Both MACD and RSI agree in their downward projection.
So, what's the target? While every previous high and low can serve as a support, as traders remember those prices and their aftermath, a flag’s implied target is based on the length of its flag pole, in this case the previous sharp move is 104 points.
This target retests the uptrend line since the Dec. 24 2018 bottom, the worst Christmas Eve for markets on record. The significance of this uptrend line is emphasized as the 100 and 200 DMAs hug it in support.
The next crucial intersection for traders is the 3,000 psychological level, a major resistance line since April, which required four rallies to overcome.

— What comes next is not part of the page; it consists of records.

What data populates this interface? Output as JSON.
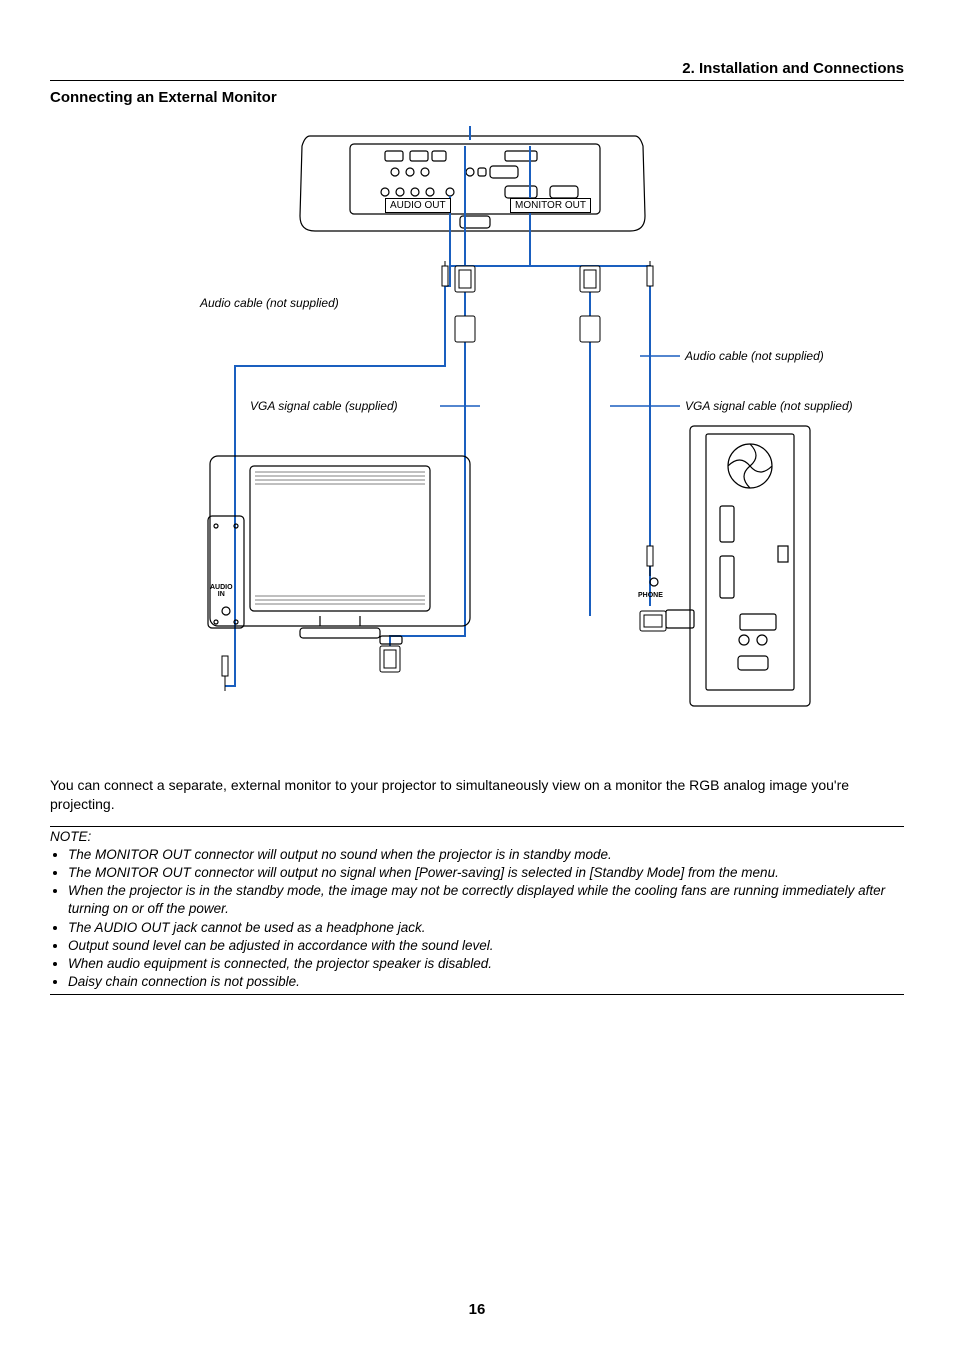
{
  "header": {
    "chapter": "2. Installation and Connections"
  },
  "section": {
    "title": "Connecting an External Monitor"
  },
  "diagram": {
    "port_audio_out": "AUDIO OUT",
    "port_monitor_out": "MONITOR OUT",
    "label_audio_cable_left": "Audio cable (not supplied)",
    "label_audio_cable_right": "Audio cable (not supplied)",
    "label_vga_supplied": "VGA signal cable (supplied)",
    "label_vga_not_supplied": "VGA signal cable (not supplied)",
    "monitor_audio_in": "AUDIO\nIN",
    "pc_phone": "PHONE"
  },
  "body": {
    "intro": "You can connect a separate, external monitor to your projector to simultaneously view on a monitor the RGB analog image you're projecting."
  },
  "note": {
    "heading": "NOTE:",
    "items": [
      "The MONITOR OUT connector will output no sound when the projector is in standby mode.",
      "The MONITOR OUT connector will output no signal when [Power-saving] is selected in [Standby Mode] from the menu.",
      "When the projector is in the standby mode, the image may not be correctly displayed while the cooling fans are running immediately after turning on or off the power.",
      "The AUDIO OUT jack cannot be used as a headphone jack.",
      "Output sound level can be adjusted in accordance with the sound level.",
      "When audio equipment is connected, the projector speaker is disabled.",
      "Daisy chain connection is not possible."
    ]
  },
  "page_number": "16"
}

Conservative traders would consider a short only after a 3% penetration to filter out a bear trap, taking the price to 3,145, then wait for a return move to successfully retest the flag.
Moderate traders would be content with a 2% downside breakout to 3,176, then wait for a pullback for a closer entry to resistance, not necessarily to retest the breakout.
Aggressive traders may short now, providing they accept the risk of a bear trap and write a trading plan accordingly.